Beginners Mandolin Tuning is a myth (or not?). Many people believe that they can not tune a stringed instrument such as the mandolin,especially if they are beginners. But is this the case? Living in the twenty-first century it is hard to believe that this tuning problem has not yet been solved by technology!
Can we verify that?
To give a firm answer, we need to research this issue, i.e.
- find out why people believe that
- test the available tools and methods to see if a true beginner could tune a mandolin
- provide a step-by-step procedure for a beginner to tune her mandolin.
The results are very interesting, as you can read below!
Beginners Mandolin Tuning – What people believe
Asking around to gather the opinions of non-musicians, we see that answers are similar, as most people believe that mandolin or guitar tuning is not possible without music or ear training. Therefore it is clear that tuning is a barrier for people, stopping them from buying and playing a music instrument!
What tools are available
To test this belief, we used the tuning methods and tools available today, in order to recognize the ones that enable us to tune a stringed instrument without a trained ear or music training.
We tested tools and methods such as tuning forks, using other music instruments as reference, using online tuners and using chromatic digital tuners, to conclude that the best tool that allows a beginner to tune an instrument, is the chromatic digital tuner.
The digital tuner
The digital tuner is a rather simple instrument (it can be also a software application) that uses a microphone and a screen.
To tune a string:
- You start by strumming the string you are trying to tune close to the microphone.
- You check on the screen if the string is tuned to the correct note
- If not, you use the tuning pegs to tune to the correct note.
- You then fine-tune, again with the tuning pegs.
It is as simple as that!
Step by Step procedure
In this example we will tune the first G string, i.e. the thickest string-pairs of the mandolin.
The first step to tune a string is to strum it close to the microphone.
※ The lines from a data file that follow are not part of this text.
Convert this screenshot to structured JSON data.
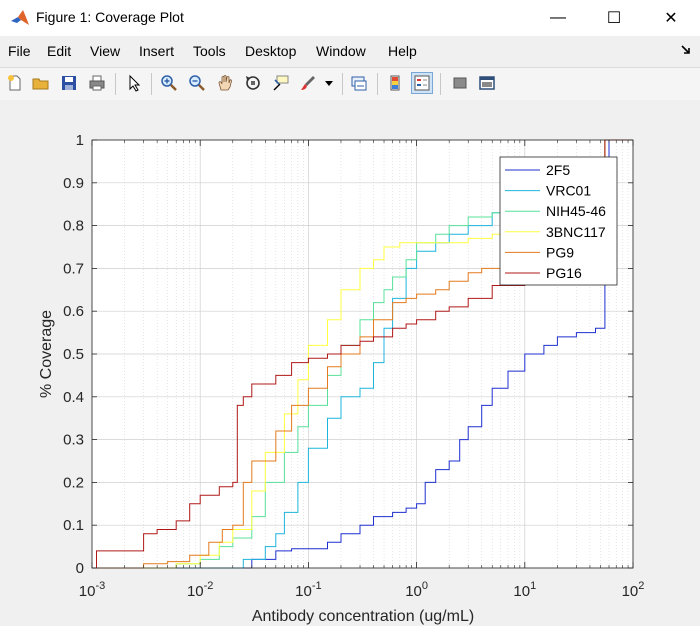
{
  "window": {
    "title": "Figure 1: Coverage Plot",
    "minimize": "—",
    "maximize": "☐",
    "close": "✕"
  },
  "menu": [
    "File",
    "Edit",
    "View",
    "Insert",
    "Tools",
    "Desktop",
    "Window",
    "Help"
  ],
  "toolbar_icons": [
    "new-figure-icon",
    "open-file-icon",
    "save-icon",
    "print-icon",
    "pointer-icon",
    "zoom-in-icon",
    "zoom-out-icon",
    "pan-icon",
    "rotate-3d-icon",
    "data-cursor-icon",
    "brush-icon",
    "link-plot-icon",
    "colorbar-icon",
    "legend-icon",
    "hide-plot-tools-icon",
    "show-plot-tools-icon"
  ],
  "chart_data": {
    "type": "line",
    "title": "",
    "xlabel": "Antibody concentration (ug/mL)",
    "ylabel": "% Coverage",
    "xscale": "log",
    "xlim": [
      0.001,
      100
    ],
    "ylim": [
      0,
      1
    ],
    "xticks": [
      {
        "value": 0.001,
        "base": "10",
        "exp": "-3"
      },
      {
        "value": 0.01,
        "base": "10",
        "exp": "-2"
      },
      {
        "value": 0.1,
        "base": "10",
        "exp": "-1"
      },
      {
        "value": 1,
        "base": "10",
        "exp": "0"
      },
      {
        "value": 10,
        "base": "10",
        "exp": "1"
      },
      {
        "value": 100,
        "base": "10",
        "exp": "2"
      }
    ],
    "yticks": [
      "0",
      "0.1",
      "0.2",
      "0.3",
      "0.4",
      "0.5",
      "0.6",
      "0.7",
      "0.8",
      "0.9",
      "1"
    ],
    "grid": true,
    "legend_position": "top-right",
    "series": [
      {
        "name": "2F5",
        "color": "#1f2fd0",
        "points": [
          [
            0.001,
            0
          ],
          [
            0.02,
            0
          ],
          [
            0.03,
            0.02
          ],
          [
            0.05,
            0.04
          ],
          [
            0.07,
            0.045
          ],
          [
            0.13,
            0.045
          ],
          [
            0.15,
            0.06
          ],
          [
            0.2,
            0.08
          ],
          [
            0.3,
            0.1
          ],
          [
            0.4,
            0.12
          ],
          [
            0.6,
            0.13
          ],
          [
            0.8,
            0.14
          ],
          [
            1.0,
            0.15
          ],
          [
            1.2,
            0.2
          ],
          [
            1.5,
            0.23
          ],
          [
            2,
            0.25
          ],
          [
            2.5,
            0.3
          ],
          [
            3,
            0.33
          ],
          [
            4,
            0.38
          ],
          [
            5,
            0.42
          ],
          [
            7,
            0.46
          ],
          [
            10,
            0.5
          ],
          [
            15,
            0.52
          ],
          [
            20,
            0.54
          ],
          [
            30,
            0.55
          ],
          [
            45,
            0.56
          ],
          [
            50,
            0.56
          ],
          [
            55,
            0.8
          ],
          [
            60,
            1
          ],
          [
            100,
            1
          ]
        ]
      },
      {
        "name": "VRC01",
        "color": "#1db4dc",
        "points": [
          [
            0.001,
            0
          ],
          [
            0.015,
            0
          ],
          [
            0.025,
            0.02
          ],
          [
            0.04,
            0.05
          ],
          [
            0.05,
            0.08
          ],
          [
            0.06,
            0.13
          ],
          [
            0.08,
            0.2
          ],
          [
            0.1,
            0.28
          ],
          [
            0.15,
            0.35
          ],
          [
            0.2,
            0.4
          ],
          [
            0.3,
            0.42
          ],
          [
            0.4,
            0.48
          ],
          [
            0.5,
            0.56
          ],
          [
            0.6,
            0.63
          ],
          [
            0.8,
            0.7
          ],
          [
            1,
            0.74
          ],
          [
            1.5,
            0.76
          ],
          [
            2,
            0.78
          ],
          [
            3,
            0.8
          ],
          [
            5,
            0.83
          ],
          [
            7,
            0.85
          ],
          [
            10,
            0.86
          ],
          [
            20,
            0.87
          ],
          [
            30,
            0.88
          ],
          [
            50,
            0.88
          ],
          [
            55,
            1
          ],
          [
            100,
            1
          ]
        ]
      },
      {
        "name": "NIH45-46",
        "color": "#58e09a",
        "points": [
          [
            0.001,
            0
          ],
          [
            0.004,
            0
          ],
          [
            0.006,
            0.01
          ],
          [
            0.01,
            0.02
          ],
          [
            0.015,
            0.05
          ],
          [
            0.02,
            0.07
          ],
          [
            0.03,
            0.12
          ],
          [
            0.04,
            0.2
          ],
          [
            0.06,
            0.27
          ],
          [
            0.08,
            0.33
          ],
          [
            0.1,
            0.38
          ],
          [
            0.15,
            0.45
          ],
          [
            0.2,
            0.52
          ],
          [
            0.3,
            0.58
          ],
          [
            0.4,
            0.62
          ],
          [
            0.5,
            0.65
          ],
          [
            0.6,
            0.68
          ],
          [
            0.8,
            0.72
          ],
          [
            1,
            0.76
          ],
          [
            1.5,
            0.78
          ],
          [
            2,
            0.8
          ],
          [
            3,
            0.82
          ],
          [
            5,
            0.83
          ],
          [
            10,
            0.84
          ],
          [
            20,
            0.84
          ],
          [
            50,
            0.85
          ],
          [
            55,
            1
          ],
          [
            100,
            1
          ]
        ]
      },
      {
        "name": "3BNC117",
        "color": "#ffff40",
        "points": [
          [
            0.001,
            0
          ],
          [
            0.004,
            0
          ],
          [
            0.006,
            0.01
          ],
          [
            0.01,
            0.03
          ],
          [
            0.015,
            0.06
          ],
          [
            0.02,
            0.09
          ],
          [
            0.03,
            0.18
          ],
          [
            0.04,
            0.27
          ],
          [
            0.06,
            0.36
          ],
          [
            0.08,
            0.44
          ],
          [
            0.1,
            0.52
          ],
          [
            0.15,
            0.58
          ],
          [
            0.2,
            0.65
          ],
          [
            0.3,
            0.7
          ],
          [
            0.4,
            0.72
          ],
          [
            0.5,
            0.75
          ],
          [
            0.7,
            0.76
          ],
          [
            1,
            0.76
          ],
          [
            2,
            0.76
          ],
          [
            3,
            0.77
          ],
          [
            5,
            0.78
          ],
          [
            10,
            0.78
          ],
          [
            20,
            0.78
          ],
          [
            50,
            0.78
          ],
          [
            55,
            1
          ],
          [
            100,
            1
          ]
        ]
      },
      {
        "name": "PG9",
        "color": "#e37a1e",
        "points": [
          [
            0.001,
            0
          ],
          [
            0.003,
            0.01
          ],
          [
            0.005,
            0.015
          ],
          [
            0.008,
            0.03
          ],
          [
            0.012,
            0.06
          ],
          [
            0.016,
            0.09
          ],
          [
            0.02,
            0.1
          ],
          [
            0.025,
            0.2
          ],
          [
            0.03,
            0.25
          ],
          [
            0.05,
            0.32
          ],
          [
            0.07,
            0.38
          ],
          [
            0.1,
            0.42
          ],
          [
            0.15,
            0.47
          ],
          [
            0.2,
            0.5
          ],
          [
            0.3,
            0.54
          ],
          [
            0.4,
            0.58
          ],
          [
            0.6,
            0.62
          ],
          [
            0.8,
            0.63
          ],
          [
            1,
            0.64
          ],
          [
            1.5,
            0.65
          ],
          [
            2,
            0.67
          ],
          [
            3,
            0.69
          ],
          [
            4,
            0.7
          ],
          [
            6,
            0.72
          ],
          [
            10,
            0.72
          ],
          [
            20,
            0.73
          ],
          [
            50,
            0.73
          ],
          [
            55,
            1
          ],
          [
            100,
            1
          ]
        ]
      },
      {
        "name": "PG16",
        "color": "#b01818",
        "points": [
          [
            0.001,
            0
          ],
          [
            0.0011,
            0.04
          ],
          [
            0.002,
            0.04
          ],
          [
            0.003,
            0.08
          ],
          [
            0.004,
            0.09
          ],
          [
            0.006,
            0.11
          ],
          [
            0.008,
            0.15
          ],
          [
            0.01,
            0.17
          ],
          [
            0.015,
            0.19
          ],
          [
            0.02,
            0.2
          ],
          [
            0.022,
            0.38
          ],
          [
            0.025,
            0.4
          ],
          [
            0.03,
            0.43
          ],
          [
            0.05,
            0.45
          ],
          [
            0.07,
            0.48
          ],
          [
            0.1,
            0.49
          ],
          [
            0.15,
            0.5
          ],
          [
            0.2,
            0.52
          ],
          [
            0.3,
            0.53
          ],
          [
            0.4,
            0.54
          ],
          [
            0.6,
            0.56
          ],
          [
            0.8,
            0.57
          ],
          [
            1,
            0.58
          ],
          [
            1.5,
            0.6
          ],
          [
            2,
            0.61
          ],
          [
            3,
            0.63
          ],
          [
            5,
            0.66
          ],
          [
            10,
            0.68
          ],
          [
            20,
            0.69
          ],
          [
            50,
            0.69
          ],
          [
            55,
            1
          ],
          [
            100,
            1
          ]
        ]
      }
    ]
  }
}
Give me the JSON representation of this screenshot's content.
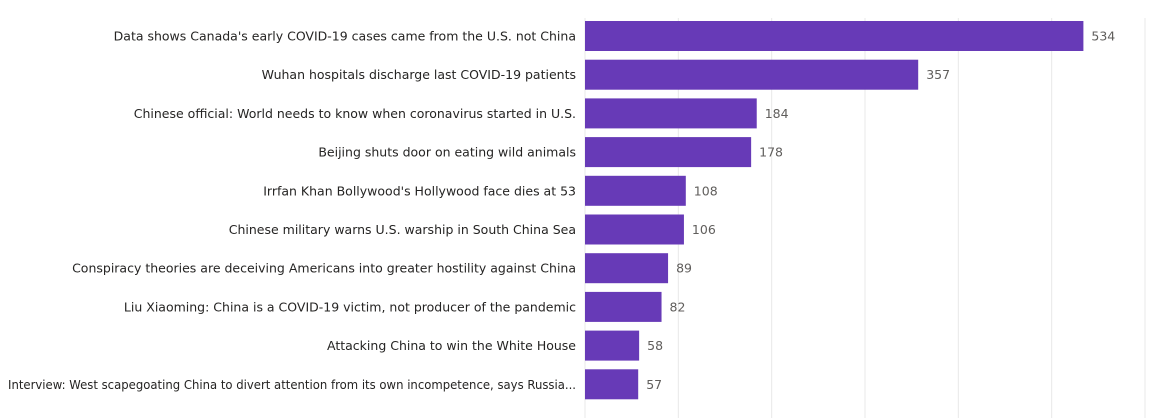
{
  "chart_data": {
    "type": "bar",
    "orientation": "horizontal",
    "categories": [
      "Data shows Canada's early COVID-19 cases came from the U.S. not China",
      "Wuhan hospitals discharge last COVID-19 patients",
      "Chinese official: World needs to know when coronavirus started in U.S.",
      "Beijing shuts door on eating wild animals",
      "Irrfan Khan Bollywood's Hollywood face dies at 53",
      "Chinese military warns U.S. warship in South China Sea",
      "Conspiracy theories are deceiving Americans into greater hostility against China",
      "Liu Xiaoming: China is a COVID-19 victim, not producer of the pandemic",
      "Attacking China to win the White House",
      "Interview: West scapegoating China to divert attention from its own incompetence, says Russia..."
    ],
    "values": [
      534,
      357,
      184,
      178,
      108,
      106,
      89,
      82,
      58,
      57
    ],
    "title": "",
    "xlabel": "",
    "ylabel": "",
    "xlim": [
      0,
      600
    ],
    "grid": true,
    "bar_color": "#673ab7",
    "data_labels": true
  }
}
Note, you should strum the G string as displayed in the below image, without pressing any finger on the fretboard (i.e. strumming an open string).
The second step is to check on the screen if the string is tuned. In our example we are tuning the G string, but we see on the tuner (screenshot below) red LEDs on the right of the screen, meaning we should increase the string tension to reach G.
The third step (assuming there is no match at step #2) is to use the tuning pegs to adjust the string tension until you see on the screen the green LED. Note in the image below the G tuning pegs (upper right). These should be used in our example till the tuner displays the green LED.
The final fourth step is about fine tuning. Once you see on the screen the correct note (in this example G), it is time to fine tune, using the tuner LED(s) that indicate tuning accuracy. Red means you are not accurately tuned, and in this case you must continue using the tuning pegs till you see it turn green. See below an example screen showing the difference between a not accurately tuned G string on the left and the tuned G string on the right(G is displayed on screen and the LED is green).
That’s it. We managed with four easy steps to accurately tune the G string of our Mandolin.
Repeat the process for every string and you will have a mandolin perfectly tuned!
Where can you find digital tuners?
You can find digital tuners available as iPhone, iPod, iPad or android apps, but for those of you not using a smartphone, you can find standalone digital tunners costing just a few
I suggest you check the choices from the Resources section of theMandolinTuner
Beginners Mandolin Tuning – Conclusion
So, there you are, you should not let the lack of tuning skills stopping you from playing and enjoying a mandolin or a guitar.